You may home school your own children. The agency may require that you send foster children to an accredited, either public or private, school program.

You are not required to own your own home to be licensed. You should check with your landlord before applying to be sure the landlord does not object.

The agency will ask you about the types of children for whom you are willing to care. The final recommendation will be based on your preferences and the agency’s assessment of your skills and abilities. You can only be licensed for service types that you either have experience with or have participated in training regarding the behavior and/or need.

You will be expected to work with the child placing agency to meet the needs of children placed in your home. Training is required prior to licensure and annually after that for each person named on the license. You will need to keep the agency informed about your family and to maintain compliance with the foster home licensing rules.

The agency will evaluate whether you have sufficient time to meet the needs of children who might be placed with you. There is no prohibition in the rules on working foster parents. Additionally, the foster family must have a source of income that is sufficient to meet the needs of the foster child.

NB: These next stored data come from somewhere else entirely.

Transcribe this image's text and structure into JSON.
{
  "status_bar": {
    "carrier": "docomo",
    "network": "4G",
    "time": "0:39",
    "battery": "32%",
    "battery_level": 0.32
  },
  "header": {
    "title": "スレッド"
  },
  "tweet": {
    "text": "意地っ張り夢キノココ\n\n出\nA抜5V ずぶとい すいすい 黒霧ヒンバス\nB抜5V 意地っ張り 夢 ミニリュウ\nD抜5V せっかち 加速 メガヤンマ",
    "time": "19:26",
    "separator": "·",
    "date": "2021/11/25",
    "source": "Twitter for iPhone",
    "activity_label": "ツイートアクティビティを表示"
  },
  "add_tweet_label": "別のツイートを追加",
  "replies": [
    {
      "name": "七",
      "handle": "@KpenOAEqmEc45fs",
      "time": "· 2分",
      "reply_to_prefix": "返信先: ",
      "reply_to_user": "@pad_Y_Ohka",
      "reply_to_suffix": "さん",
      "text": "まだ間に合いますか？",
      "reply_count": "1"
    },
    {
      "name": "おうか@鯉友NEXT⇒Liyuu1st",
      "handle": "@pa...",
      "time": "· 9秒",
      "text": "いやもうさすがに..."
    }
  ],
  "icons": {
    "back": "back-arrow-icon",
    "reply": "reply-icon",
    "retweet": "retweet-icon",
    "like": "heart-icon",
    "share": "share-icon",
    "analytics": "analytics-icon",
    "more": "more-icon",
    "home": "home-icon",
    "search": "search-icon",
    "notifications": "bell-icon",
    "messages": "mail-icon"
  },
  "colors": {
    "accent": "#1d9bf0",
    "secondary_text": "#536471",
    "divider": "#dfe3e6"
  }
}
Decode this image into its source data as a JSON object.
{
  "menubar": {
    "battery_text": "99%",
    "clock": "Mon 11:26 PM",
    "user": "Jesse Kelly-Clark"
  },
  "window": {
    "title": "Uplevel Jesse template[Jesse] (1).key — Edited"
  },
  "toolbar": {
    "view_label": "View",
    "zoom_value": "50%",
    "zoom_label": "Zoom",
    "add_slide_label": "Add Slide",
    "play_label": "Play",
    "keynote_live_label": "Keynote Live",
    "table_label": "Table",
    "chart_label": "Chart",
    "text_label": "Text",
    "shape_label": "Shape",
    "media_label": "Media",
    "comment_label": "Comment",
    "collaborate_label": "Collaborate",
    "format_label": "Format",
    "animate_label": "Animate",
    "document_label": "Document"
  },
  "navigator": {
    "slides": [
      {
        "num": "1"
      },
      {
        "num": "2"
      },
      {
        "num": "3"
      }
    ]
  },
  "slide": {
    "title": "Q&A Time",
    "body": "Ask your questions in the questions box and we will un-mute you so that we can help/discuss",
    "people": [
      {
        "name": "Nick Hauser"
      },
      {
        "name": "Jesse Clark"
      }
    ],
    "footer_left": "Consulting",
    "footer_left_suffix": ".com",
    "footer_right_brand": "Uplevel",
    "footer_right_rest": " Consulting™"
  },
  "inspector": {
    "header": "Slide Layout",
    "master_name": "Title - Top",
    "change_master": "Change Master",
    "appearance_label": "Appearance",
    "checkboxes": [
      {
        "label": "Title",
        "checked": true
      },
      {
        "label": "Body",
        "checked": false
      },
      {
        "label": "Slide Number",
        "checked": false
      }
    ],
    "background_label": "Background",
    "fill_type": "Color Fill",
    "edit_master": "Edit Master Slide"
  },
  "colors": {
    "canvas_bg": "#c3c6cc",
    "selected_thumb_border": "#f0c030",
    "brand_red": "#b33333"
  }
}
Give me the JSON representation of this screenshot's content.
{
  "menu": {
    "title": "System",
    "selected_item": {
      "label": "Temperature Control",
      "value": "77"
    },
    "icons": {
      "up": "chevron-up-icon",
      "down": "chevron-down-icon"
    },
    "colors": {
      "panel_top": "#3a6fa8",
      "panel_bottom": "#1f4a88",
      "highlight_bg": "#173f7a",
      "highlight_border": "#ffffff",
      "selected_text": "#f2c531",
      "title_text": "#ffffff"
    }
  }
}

There is no requirement that a foster parent should be married; a foster parent can be single or in a relationship. If you have a partner that lives with you, even if not married, it is required that they are listed as an applicant. If you have a partner who does not live with you, it is required that they be listed as a household member as a Child Abuse/Neglect Central Registry and criminal background check will need to be done on persons who may have continuous or frequent contact with a foster child.